NeRF in detail: Learning to sample for view synthesis
Relja Arandjelović, Andrew Zisserman
TL;DR
This work replaces NeRF's handcrafted hierarchical sampling with a differentiable proposer that learns where to sample along rays, enabling end-to-end optimization. It evaluates multiple lightweight proposer architectures and introduces a two-stage training strategy to stabilize learning, achieving state-of-the-art results on Blender and competitive performance on LLFF-NeRF. Additionally, the model can predict sample importance to prune computations, yielding about 25% faster rendering without substantial quality loss. The proposed NeRF-ID framework is compatible with existing NeRF extensions and offers a practical path to more accurate and efficient view synthesis.
Abstract
Neural radiance fields (NeRF) methods have demonstrated impressive novel view synthesis performance. The core approach is to render individual rays by querying a neural network at points sampled along the ray to obtain the density and colour of the sampled points, and integrating this information using the rendering equation. Since dense sampling is computationally prohibitive, a common solution is to perform coarse-to-fine sampling. In this work we address a clear limitation of the vanilla coarse-to-fine approach -- that it is based on a heuristic and not trained end-to-end for the task at hand.
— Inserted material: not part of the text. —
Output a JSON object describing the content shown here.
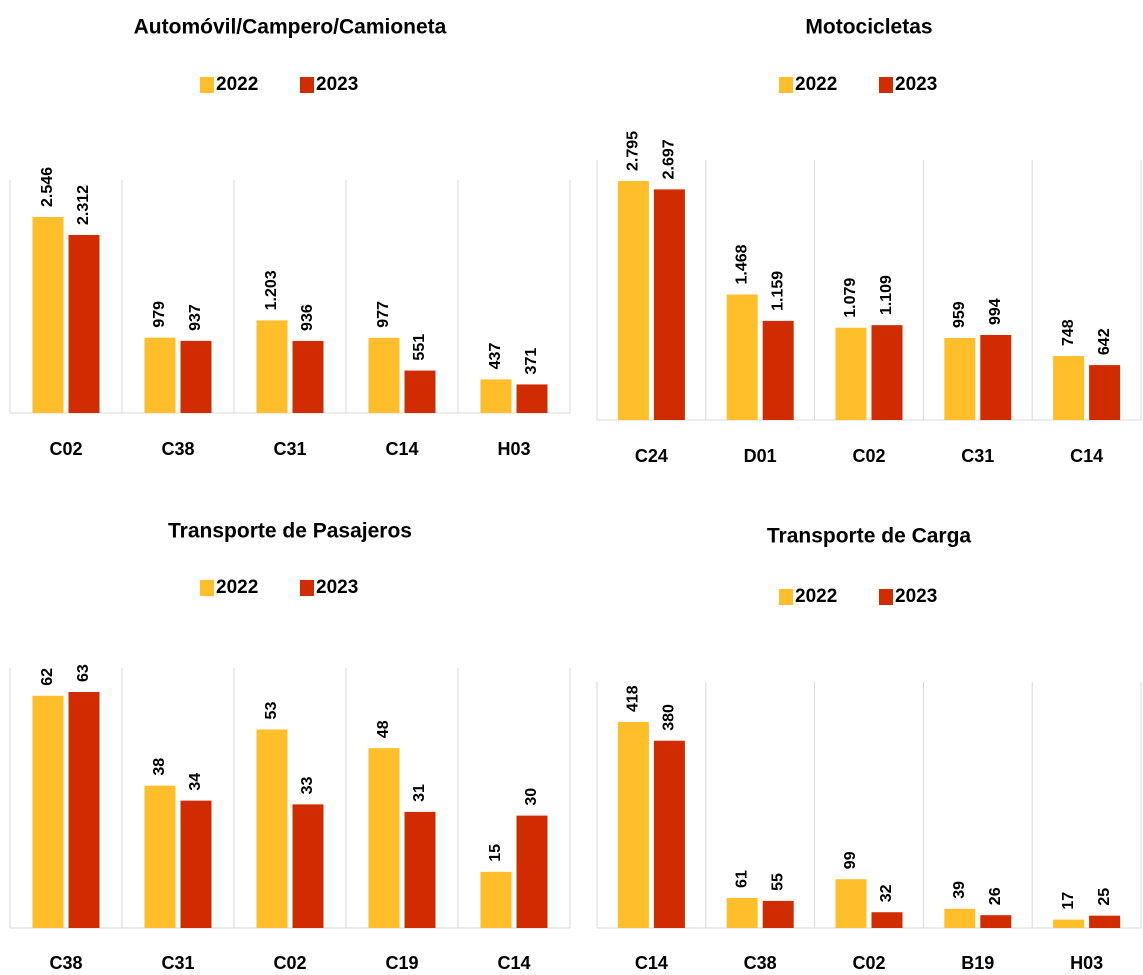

We introduce a differentiable module that learns to propose samples and their importance for the fine network, and consider and compare multiple alternatives for its neural architecture. Training the proposal module from scratch can be unstable due to lack of supervision, so an effective pre-training strategy is also put forward. The approach, named `NeRF in detail' (NeRF-ID), achieves superior view synthesis quality over NeRF and the state-of-the-art on the synthetic Blender benchmark and on par or better performance on the real LLFF-NeRF scenes. Furthermore, by leveraging the predicted sample importance, a 25% saving in computation can be achieved without significantly sacrificing the rendering quality.